Überwald is a simple Lisp dialect and interpreter I'm writing to learn about Lisps, interpreters, and writing C code that doesn't explode.

* The interpreter

** Components

- =object.c= :: define the =ubw_obj= type. =ubw_obj= is a tagged union and stores every possible primitive type;
- =read.c= :: read an object from a sequence of characters;
- =eval.c= :: evaluate a lisp form, given an environment;
- =env.c= :: provide an environment, /ie/ recursive associative arrays for binding values to symbols;
- =store.c= :: manage in-memory storage of objects of various types:
- regular objects (=ubw_obj=) on a preallocated (and extensible) heap;
- string values;
- symbol names.

** Memory management

*** Garbage collection

Like most LISPs, Überwald is garbage collected. Marking of unreachable objects is performed in multiple ways:

1. *Garbage-collecting environments*

- symbols are bound in environments;
- functions hold a reference to the environment they were defined in (because of lexical scoping);
- environments have a reference counter;
- when a function is garbage-collected, it decreases the reference count of the environment it was defined in by one;
- when the reference count of a given environment reaches zero, the environment is marked for garbage collection.

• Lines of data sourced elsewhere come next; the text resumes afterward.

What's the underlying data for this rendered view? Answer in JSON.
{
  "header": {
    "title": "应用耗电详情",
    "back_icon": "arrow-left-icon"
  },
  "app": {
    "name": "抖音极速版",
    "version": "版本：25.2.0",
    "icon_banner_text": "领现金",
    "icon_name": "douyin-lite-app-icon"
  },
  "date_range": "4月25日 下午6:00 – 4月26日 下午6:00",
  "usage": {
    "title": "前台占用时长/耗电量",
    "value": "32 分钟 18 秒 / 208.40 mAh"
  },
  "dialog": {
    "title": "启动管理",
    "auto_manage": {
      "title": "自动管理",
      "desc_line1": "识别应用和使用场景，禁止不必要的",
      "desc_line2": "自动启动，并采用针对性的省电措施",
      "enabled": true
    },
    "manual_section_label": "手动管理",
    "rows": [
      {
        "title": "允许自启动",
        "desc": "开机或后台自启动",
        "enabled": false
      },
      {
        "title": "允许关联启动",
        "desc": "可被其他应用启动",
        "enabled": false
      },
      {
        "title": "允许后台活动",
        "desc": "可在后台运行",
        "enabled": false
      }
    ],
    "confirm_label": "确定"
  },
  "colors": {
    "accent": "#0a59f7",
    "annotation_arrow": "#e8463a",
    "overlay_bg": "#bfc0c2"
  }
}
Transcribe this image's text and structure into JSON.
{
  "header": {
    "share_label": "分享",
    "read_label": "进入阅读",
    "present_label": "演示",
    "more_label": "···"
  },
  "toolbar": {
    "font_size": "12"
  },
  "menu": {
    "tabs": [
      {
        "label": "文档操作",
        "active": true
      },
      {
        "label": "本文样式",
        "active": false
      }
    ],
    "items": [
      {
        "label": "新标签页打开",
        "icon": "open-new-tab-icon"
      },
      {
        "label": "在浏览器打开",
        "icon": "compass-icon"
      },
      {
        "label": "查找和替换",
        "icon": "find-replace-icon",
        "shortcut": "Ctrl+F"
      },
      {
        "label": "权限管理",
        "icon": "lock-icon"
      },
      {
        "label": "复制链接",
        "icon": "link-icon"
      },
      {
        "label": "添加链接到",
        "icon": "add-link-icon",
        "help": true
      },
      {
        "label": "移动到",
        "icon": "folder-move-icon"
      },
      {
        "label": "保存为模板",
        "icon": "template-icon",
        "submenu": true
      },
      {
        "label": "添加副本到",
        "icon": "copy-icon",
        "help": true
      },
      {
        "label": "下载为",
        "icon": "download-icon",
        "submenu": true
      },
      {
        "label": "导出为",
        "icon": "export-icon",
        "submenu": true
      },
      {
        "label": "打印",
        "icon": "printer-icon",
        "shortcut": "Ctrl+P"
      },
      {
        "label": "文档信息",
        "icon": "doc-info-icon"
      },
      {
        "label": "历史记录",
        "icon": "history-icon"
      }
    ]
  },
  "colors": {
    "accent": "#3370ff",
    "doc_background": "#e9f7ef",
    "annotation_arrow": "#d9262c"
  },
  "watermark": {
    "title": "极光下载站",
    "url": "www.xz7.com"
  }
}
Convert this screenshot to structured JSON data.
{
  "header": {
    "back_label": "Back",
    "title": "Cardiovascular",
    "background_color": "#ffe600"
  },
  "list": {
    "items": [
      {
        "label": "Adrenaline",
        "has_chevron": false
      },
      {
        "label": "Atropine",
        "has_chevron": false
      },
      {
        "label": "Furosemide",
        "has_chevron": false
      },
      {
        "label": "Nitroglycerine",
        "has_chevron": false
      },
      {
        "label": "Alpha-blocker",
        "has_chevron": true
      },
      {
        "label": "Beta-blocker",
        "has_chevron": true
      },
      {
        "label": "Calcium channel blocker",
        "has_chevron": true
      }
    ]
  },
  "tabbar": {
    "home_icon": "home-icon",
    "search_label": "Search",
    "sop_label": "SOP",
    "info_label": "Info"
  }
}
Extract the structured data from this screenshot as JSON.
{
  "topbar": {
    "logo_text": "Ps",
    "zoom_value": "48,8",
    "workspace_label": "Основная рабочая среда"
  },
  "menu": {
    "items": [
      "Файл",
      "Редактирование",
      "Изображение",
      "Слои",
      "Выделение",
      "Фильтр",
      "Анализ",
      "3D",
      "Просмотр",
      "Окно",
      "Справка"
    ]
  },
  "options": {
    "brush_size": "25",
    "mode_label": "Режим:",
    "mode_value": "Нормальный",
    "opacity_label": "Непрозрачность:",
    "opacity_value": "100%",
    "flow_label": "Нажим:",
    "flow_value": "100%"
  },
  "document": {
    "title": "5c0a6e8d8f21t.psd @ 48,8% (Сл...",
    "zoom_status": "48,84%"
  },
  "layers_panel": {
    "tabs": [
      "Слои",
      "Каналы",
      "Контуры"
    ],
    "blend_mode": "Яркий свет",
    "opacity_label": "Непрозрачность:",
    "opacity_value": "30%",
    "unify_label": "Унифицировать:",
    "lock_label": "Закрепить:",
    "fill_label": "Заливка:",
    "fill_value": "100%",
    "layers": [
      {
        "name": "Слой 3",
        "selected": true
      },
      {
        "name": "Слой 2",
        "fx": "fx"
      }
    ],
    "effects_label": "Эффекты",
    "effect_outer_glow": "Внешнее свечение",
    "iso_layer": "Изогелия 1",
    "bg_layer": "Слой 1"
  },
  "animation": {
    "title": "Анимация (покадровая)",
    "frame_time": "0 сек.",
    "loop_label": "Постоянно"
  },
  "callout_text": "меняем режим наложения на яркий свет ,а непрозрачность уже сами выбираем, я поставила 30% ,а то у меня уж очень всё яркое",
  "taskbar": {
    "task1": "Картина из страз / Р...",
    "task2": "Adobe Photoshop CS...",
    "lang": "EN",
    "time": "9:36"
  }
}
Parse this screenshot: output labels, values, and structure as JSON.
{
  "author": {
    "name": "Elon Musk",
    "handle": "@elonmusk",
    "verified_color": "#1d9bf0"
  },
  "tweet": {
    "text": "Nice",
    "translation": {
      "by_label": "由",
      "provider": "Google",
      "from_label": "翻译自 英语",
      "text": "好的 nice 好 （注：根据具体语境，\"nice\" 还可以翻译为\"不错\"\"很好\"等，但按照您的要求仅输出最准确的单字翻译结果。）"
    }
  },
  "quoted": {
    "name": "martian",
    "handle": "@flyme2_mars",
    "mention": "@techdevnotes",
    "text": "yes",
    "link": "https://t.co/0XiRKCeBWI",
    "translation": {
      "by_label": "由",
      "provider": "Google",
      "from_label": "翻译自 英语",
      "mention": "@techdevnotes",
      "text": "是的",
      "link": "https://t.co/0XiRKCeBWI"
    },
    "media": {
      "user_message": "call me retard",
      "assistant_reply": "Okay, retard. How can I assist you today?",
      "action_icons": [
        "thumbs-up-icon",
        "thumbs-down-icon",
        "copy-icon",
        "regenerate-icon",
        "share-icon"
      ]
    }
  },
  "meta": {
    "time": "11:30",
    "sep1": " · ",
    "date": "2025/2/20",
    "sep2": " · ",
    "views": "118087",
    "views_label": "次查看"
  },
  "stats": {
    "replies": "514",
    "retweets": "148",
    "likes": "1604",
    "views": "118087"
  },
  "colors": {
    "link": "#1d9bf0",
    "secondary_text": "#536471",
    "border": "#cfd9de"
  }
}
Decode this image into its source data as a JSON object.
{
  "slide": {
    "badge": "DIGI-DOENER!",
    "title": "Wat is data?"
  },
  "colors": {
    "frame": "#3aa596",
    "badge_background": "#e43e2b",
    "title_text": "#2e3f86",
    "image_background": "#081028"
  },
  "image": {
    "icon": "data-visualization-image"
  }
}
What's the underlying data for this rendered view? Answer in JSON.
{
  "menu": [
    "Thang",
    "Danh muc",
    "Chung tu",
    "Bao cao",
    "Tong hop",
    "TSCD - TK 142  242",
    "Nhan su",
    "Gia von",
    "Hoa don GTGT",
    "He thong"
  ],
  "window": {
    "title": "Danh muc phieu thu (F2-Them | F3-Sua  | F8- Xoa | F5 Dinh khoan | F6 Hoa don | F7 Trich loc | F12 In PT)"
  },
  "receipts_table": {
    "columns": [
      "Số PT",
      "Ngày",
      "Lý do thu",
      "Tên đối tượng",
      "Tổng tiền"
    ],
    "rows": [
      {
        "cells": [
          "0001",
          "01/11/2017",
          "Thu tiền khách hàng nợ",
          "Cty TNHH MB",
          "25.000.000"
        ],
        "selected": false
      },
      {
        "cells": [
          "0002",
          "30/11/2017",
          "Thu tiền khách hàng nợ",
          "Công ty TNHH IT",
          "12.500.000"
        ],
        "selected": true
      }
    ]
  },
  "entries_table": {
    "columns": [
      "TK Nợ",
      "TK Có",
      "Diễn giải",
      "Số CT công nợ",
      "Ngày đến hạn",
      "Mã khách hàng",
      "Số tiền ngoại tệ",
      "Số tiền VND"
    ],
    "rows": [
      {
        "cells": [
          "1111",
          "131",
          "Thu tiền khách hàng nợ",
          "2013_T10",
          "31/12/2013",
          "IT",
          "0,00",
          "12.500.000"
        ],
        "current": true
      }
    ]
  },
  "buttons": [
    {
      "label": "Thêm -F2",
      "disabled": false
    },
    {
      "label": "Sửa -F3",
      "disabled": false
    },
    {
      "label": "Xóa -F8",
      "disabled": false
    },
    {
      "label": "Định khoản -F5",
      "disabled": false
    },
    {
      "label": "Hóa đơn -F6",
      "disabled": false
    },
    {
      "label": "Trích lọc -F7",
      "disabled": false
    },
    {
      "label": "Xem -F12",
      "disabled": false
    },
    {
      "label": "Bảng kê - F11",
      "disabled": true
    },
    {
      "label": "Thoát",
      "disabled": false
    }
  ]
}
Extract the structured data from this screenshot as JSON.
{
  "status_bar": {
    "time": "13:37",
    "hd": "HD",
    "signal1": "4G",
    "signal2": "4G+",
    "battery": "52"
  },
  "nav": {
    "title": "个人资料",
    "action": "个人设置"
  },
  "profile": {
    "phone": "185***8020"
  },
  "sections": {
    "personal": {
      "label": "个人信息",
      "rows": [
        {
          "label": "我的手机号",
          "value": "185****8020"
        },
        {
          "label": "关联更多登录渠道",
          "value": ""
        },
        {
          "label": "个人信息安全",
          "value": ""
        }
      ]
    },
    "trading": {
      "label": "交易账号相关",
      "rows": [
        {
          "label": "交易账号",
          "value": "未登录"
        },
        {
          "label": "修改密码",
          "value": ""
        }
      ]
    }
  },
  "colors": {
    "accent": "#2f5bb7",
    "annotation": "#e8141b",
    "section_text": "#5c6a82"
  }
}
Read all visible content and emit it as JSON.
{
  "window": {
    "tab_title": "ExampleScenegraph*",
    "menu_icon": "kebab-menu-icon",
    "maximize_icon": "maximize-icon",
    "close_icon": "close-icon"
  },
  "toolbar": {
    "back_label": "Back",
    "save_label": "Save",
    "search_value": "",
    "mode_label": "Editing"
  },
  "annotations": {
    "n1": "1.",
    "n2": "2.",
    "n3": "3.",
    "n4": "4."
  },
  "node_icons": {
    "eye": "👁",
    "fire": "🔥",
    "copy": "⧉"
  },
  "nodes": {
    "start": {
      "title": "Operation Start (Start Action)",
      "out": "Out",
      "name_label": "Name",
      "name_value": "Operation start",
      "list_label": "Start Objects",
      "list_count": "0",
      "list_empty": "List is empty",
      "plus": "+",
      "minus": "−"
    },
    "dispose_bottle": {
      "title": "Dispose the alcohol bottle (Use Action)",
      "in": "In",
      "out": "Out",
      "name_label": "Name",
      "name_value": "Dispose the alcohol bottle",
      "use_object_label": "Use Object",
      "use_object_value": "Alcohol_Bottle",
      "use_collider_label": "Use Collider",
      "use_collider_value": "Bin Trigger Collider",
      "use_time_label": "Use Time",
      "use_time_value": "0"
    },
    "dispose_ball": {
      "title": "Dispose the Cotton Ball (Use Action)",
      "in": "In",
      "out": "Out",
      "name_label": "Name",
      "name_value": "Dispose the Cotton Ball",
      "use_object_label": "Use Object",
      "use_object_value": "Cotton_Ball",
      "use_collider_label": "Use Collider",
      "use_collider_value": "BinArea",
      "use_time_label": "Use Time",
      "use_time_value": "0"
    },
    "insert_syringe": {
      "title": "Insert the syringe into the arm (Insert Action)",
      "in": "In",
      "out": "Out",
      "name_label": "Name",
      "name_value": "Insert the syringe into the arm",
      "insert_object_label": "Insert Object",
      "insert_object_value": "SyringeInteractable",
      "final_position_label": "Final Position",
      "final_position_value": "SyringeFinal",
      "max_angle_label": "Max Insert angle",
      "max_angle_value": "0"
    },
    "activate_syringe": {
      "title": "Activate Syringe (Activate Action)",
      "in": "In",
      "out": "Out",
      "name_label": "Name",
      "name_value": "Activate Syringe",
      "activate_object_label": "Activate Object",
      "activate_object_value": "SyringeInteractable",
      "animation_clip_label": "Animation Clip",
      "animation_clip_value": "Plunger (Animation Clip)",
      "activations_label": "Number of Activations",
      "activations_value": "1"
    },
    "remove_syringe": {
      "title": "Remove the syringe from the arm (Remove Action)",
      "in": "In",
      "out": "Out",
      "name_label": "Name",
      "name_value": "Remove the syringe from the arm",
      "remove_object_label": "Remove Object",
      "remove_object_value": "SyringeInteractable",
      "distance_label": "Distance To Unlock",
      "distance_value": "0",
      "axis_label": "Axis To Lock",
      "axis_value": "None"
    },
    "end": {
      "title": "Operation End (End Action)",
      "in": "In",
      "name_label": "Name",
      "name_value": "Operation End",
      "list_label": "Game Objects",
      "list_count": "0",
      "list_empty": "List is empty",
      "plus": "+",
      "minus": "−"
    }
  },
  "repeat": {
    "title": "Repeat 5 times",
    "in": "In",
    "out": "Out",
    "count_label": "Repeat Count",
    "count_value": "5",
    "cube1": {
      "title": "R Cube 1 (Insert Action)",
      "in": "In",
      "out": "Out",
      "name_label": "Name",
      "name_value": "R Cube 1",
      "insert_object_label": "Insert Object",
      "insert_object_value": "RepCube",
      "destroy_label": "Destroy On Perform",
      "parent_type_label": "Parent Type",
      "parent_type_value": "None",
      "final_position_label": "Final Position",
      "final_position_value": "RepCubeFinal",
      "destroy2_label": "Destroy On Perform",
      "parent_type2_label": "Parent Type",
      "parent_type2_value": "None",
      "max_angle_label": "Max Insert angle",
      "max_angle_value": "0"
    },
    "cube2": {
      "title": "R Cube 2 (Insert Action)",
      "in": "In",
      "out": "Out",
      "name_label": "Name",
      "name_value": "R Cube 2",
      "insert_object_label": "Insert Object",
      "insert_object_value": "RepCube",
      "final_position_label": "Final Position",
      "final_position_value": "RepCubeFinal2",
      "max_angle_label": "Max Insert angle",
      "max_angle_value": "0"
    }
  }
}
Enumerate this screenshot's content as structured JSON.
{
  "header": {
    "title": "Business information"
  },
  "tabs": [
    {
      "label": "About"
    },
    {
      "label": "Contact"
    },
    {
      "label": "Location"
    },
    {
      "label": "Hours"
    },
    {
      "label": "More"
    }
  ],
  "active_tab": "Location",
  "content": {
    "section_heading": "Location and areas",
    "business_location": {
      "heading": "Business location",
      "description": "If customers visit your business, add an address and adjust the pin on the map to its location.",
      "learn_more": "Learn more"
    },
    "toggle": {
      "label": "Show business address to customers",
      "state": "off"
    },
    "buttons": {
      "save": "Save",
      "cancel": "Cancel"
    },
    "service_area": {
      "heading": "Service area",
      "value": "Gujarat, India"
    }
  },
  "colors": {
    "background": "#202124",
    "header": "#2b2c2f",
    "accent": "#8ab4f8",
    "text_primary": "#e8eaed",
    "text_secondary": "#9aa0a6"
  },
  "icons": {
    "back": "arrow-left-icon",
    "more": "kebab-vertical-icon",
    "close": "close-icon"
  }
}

2. *Garbage-collecting symbols with their environments*

- whenever an environment gets collected, all the values of symbols bound inside it are destroyed, recursively if needed.

3. *Garbage collecting overwritten values*

- whenever a symbol is =(set)=, its previous value is recursively marked as destroyed.

The garbage collection phase in itself consists of updating the list of available heap space. This is an array of pair (index, size).

*** AST allocation

When Überwald code is =(read)=, the AST is by default stored on a special space called ephemeral storage, which gets deleted each time a complete form has been evaluated. Some special forms, though, will instruct the reader to store emitted AST on the heap instead. Such special forms are =(define)= and =(set)=. This prevents unnecessary copies. Ephemeral storage is pre-allocated before reading start as a =ubw_vector= of =ubw_obj=.

** Symbols and keywords

Symbols and keywords are internally represented as integers, and a associative map is defined in store.h. When reading a symbol, the reader interns it by calling =ubw_intern= with its name, and receives the integer that uniquely identifies it. Internally, one or two lookup tables are kept, one to associate names with identifiers, the other

Keywords are implemented in exactly the same way, the only difference is in evaluation (keywords evaluate to themselves).

* The language

** General specifications

- [[https://en.wikipedia.org/wiki/Common_Lisp#The_function_namespace][LISP-1]] (a single namespace for functions and variables)
- Interpreted;
- Source code is UTF-8, unless implementation language doesn't support it/makes it hard, in which case ASCII.
- Hygienic or unhygienic macros;
- Syntactic bindings by default.
- CL-like reader-macros (=set-macro-character=)

** Language

*** Name bindings

Name bindings are performed within a hierarchical set of environments. An environment is a structure holding a reference to its parent and a list of names bound to Lisp values. Looking up a symbol means looking it up into the bottommost environment, then its parent, until a binding for the symbol has been found or a parentless environment has been reached.

*** Functions

A function is stored as:

#+BEGIN_EXAMPLE
[type [args] body]
#+END_EXAMPLE

where:

- type is either =:closure= or =:special=. The former is for a regular function, the latter defines a special form, which receives its arguments unevaluated.
- =args= is an argument vector. It's a vector of either:
- symbols, for named argument;
- the =:optional= keyword, once, immediately after the last required argument;
- the =:variadic= keyword, once, immediately before the last argument.

*** Atoms

- boolean ::
- integers :: the usual notations
- floats :: same here
- keywords :: identified by a colon, as in =:keyword=. Implemented as a reader macro of the standard library: =:some-keyword= expands to (lispy.keywords.find-or-create)

** Functions

*** Primitive functions

Notice these functions aren't special forms. Lispy has a concept of lazy functions.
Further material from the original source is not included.